If he goes ahead and stands – which he may well do – he will have to overturn a Labour majority of over 14,000. That, even before the unedifying row over the veracity of his Hillsborough recollections, was always going to be a big challenge. If he goes for it and loses, his leadership – predicated as it is on his supposed ability to win votes in the north - will be dead in the water. 

Nuttall is not entirely to blame, but he is a big part of Ukip’s problem. I visited Stoke the day before The Guardian published its initial report on Nuttall’s Hillsborough claims, and even then Nuttall’s campaign manager admitted that he was unlikely to convince the “hard core” of Conservative voters to back him. 

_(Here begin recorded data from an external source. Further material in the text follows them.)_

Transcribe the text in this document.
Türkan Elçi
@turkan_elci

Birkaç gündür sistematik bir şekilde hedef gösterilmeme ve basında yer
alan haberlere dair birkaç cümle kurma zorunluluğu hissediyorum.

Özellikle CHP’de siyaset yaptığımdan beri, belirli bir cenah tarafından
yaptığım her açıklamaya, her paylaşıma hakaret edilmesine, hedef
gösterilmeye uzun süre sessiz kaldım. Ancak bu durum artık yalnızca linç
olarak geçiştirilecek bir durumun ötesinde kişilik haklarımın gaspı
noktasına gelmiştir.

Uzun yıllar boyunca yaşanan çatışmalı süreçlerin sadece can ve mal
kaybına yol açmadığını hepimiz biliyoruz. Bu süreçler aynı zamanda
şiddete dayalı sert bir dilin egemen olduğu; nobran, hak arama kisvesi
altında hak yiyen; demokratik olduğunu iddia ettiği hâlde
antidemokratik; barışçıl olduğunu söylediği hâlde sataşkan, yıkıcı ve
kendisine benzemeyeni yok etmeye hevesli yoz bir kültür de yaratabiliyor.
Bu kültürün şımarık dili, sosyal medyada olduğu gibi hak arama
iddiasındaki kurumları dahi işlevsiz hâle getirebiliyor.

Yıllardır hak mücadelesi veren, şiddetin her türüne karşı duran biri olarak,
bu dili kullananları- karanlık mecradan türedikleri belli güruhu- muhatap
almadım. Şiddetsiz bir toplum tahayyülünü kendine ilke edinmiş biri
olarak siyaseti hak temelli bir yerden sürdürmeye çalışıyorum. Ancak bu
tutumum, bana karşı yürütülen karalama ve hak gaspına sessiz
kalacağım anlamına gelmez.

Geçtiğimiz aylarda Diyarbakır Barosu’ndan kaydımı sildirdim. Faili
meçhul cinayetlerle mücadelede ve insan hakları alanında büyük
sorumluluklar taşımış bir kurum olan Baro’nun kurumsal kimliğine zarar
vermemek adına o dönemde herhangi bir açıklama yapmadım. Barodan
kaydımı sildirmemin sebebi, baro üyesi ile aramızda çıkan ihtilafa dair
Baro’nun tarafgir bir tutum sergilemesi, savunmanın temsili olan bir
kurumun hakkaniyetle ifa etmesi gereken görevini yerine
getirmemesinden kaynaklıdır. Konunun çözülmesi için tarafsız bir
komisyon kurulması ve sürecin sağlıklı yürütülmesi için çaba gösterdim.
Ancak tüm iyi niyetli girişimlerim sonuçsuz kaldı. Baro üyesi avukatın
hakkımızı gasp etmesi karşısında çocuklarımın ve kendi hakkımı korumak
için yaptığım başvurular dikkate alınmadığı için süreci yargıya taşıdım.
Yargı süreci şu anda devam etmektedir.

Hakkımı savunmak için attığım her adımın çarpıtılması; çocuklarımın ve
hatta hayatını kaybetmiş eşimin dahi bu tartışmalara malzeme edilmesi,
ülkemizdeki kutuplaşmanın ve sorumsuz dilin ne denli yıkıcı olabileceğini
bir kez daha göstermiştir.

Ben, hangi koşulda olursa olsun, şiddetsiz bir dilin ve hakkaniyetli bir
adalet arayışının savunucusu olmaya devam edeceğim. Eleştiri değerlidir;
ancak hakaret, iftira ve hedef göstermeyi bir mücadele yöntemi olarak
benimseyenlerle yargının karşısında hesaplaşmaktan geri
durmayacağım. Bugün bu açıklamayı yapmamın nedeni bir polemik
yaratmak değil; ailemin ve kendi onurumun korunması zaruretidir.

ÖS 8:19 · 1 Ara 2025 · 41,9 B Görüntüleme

There are manifold reasons for this, but chief among them is that Nuttall, despite his newfound love of tweed, is no Nigel Farage. Not only does he lack his name recognition and box office appeal, but the sad truth is that the Tory voters Ukip need to attract are much less likely to vote for a party led by a Scouser whose platform consists of reassuring working-class voters their NHS and benefits are safe.
 
It is Farage and his allies – most notably the party’s main donor Arron Banks – who hold the most power over Nuttall’s future. Banks, who Nuttall publicly disowned as a non-member after he said he was “sick to death” of people “milking” the Hillsborough disaster, said on the eve of the Stoke poll that Ukip had to “remain radical” if it wanted to keep receiving his money. Farage himself has said the party’s campaign ought to have been “clearer” on immigration. 

Senior party figures are already briefing against Nuttall and his team in the Telegraph, whose proprietors are chummy with the beer-swilling Farage-Banks axis. They deride him for his efforts to turn Ukip into “NiceKip” or “Nukip” in order to appeal to more women voters, and for the heavy-handedness of his pitch to Labour voters (“There were times when I wondered whether I’ve got a purple rosette or a red one on”, one told the paper). 

It is Nuttall’s policy advisers - the anti-Farage awkward squad of Suzanne Evans, MEP Patrick O’Flynn (who famously branded Farage "snarling, thin-skinned and aggressive") and former leadership candidate Lisa Duffy – come in for the harshest criticism. Herein lies the leader's almost impossible task. Despite having pitched to members as a unity candidate, the two sides’ visions for Ukip are irreconcilable – one urges him to emulate Trump (who Nuttall says he would not have voted for), and the other urges a more moderate tack. 

Endorsing his leader on Question Time last night, Ukip’s sole MP Douglas Carswell blamed the legacy of the party’s Tea Party-inspired 2015 general election campaign, which saw Farage complain about foreigners with HIV using the NHS in ITV’s leaders debate, for the party’s poor performance in Stoke. Others, such as MEP Bill Etheridge, say precisely the opposite – that Nuttall must be more like Farage. 

Neither side has yet called for Nuttall’s head. He insists he is “not going anywhere”. With his febrile party no stranger to abortive coup and counter-coup, he is unlikely to be the one who has the final say.